PARTAGER
3
sur 5

Dans La Nuit américaine, Truffaut décrivait le tournage d’un film un peu comme s’il s’agissait de « la dernière grande aventure du siècle ». Dans une célèbre séquence, le cinéaste s’élançait dans les airs à bord de son fauteuil pour diriger une scène sur fond de musique classique. Chez David Mamet, on est bien loin du lyrisme truffaldien. Plus terre-à-terre, Séquences et conséquences serait en fait le pendant négatif du long métrage de Truffaut, une critique acerbe du milieu du cinéma déguisée sous des airs de comédie.

Pendant près d’une heure quarante, le cinéaste s’amuse en effet à montrer comment une équipe de tournage « vampirise » une paisible bourgade de la Nouvelle-Angleterre. La cause de tout ce remue-ménage ? Trouver le décor principal du film. Intitulé The Old mill, celui-ci devait à l’origine avoir pour cadre un vieux moulin, mais l’équipe découvre avec effroi que le monument décrit dans le prospectus touristique du village a entre-temps été détruit. La caserne des pompiers est alors annexée et tant pis s’il faut détruire le vitrail XIXe siècle pour réussir un travelling ! Du cinéaste jouant au parfait hypocrite devant le maire pour obtenir son autorisation de tournage, au directeur photo, lanceur de la pierre qui a causé la perte du vitrail, chaque geste des membres du film a des répercussions sur la vie ordonnée des villageois.

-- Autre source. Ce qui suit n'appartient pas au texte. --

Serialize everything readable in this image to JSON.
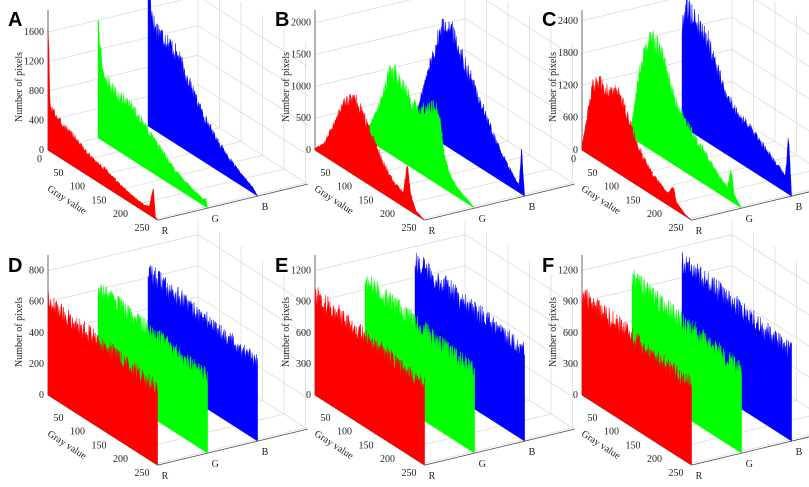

Et quand la star du film, Bob Barrenger (Alec Baldwin, excellent !) s’adonne à son « hobby » -chasser les minettes-, le scandale n’est pas loin…

On peut reconnaître à David Mamet un talent certain pour caricaturer le petit monde du cinéma : le réalisateur despote, l’auteur qui doute, le chef-op obsédé par ses plans, et, surtout, les stars égocentriques et infantiles à souhait. Les frasques de Bob Barrenger et les caprices de l’autre vedette, interprétée par Sara Jessica Parker, qui ne veut pas montrer ses seins à moins de 800 000 dollars, font d’ailleurs partie des meilleurs moments de Séquences et conséquences. Mais le film n’est pas l’hilarante comédie à laquelle on pouvait s’attendre. Car David Mamet a tendance à se prendre un peu trop au sérieux. Les dialogues cultivent une distance qui se veut ironique vis-à-vis de l’action mais leur humour « décalé » tombe régulièrement à plat. Même chose pour l’idylle entre l’écrivain et la libraire du village, assez niaise. Et que dire de leur réécriture conjointe du scénario, filmé façon work in progress, qui cumule les lieux communs : « C’est l’histoire d’un homme à la recherche de la pureté qui se voit accorder une seconde chance » ? Bien entendu, cet homme, ce sera l’auteur lui-même, qui aura l’opportunité de revenir sur son faux témoignage en faveur de Bob Barrenger, accusé de détournement de mineurs, et pourra ainsi prouver à sa belle son honnêteté. Prise ou non au second degré, cette mise en abyme n’est pas vraiment fine ni drôle, comme l’ensemble du film d’ailleurs. Quand les Coen réussissent à extraire toute la sève comique des clichés les plus éculés (voir O Brother), David Mamet, lui, s’enfonce avec eux sous prétexte de les tourner en dérision.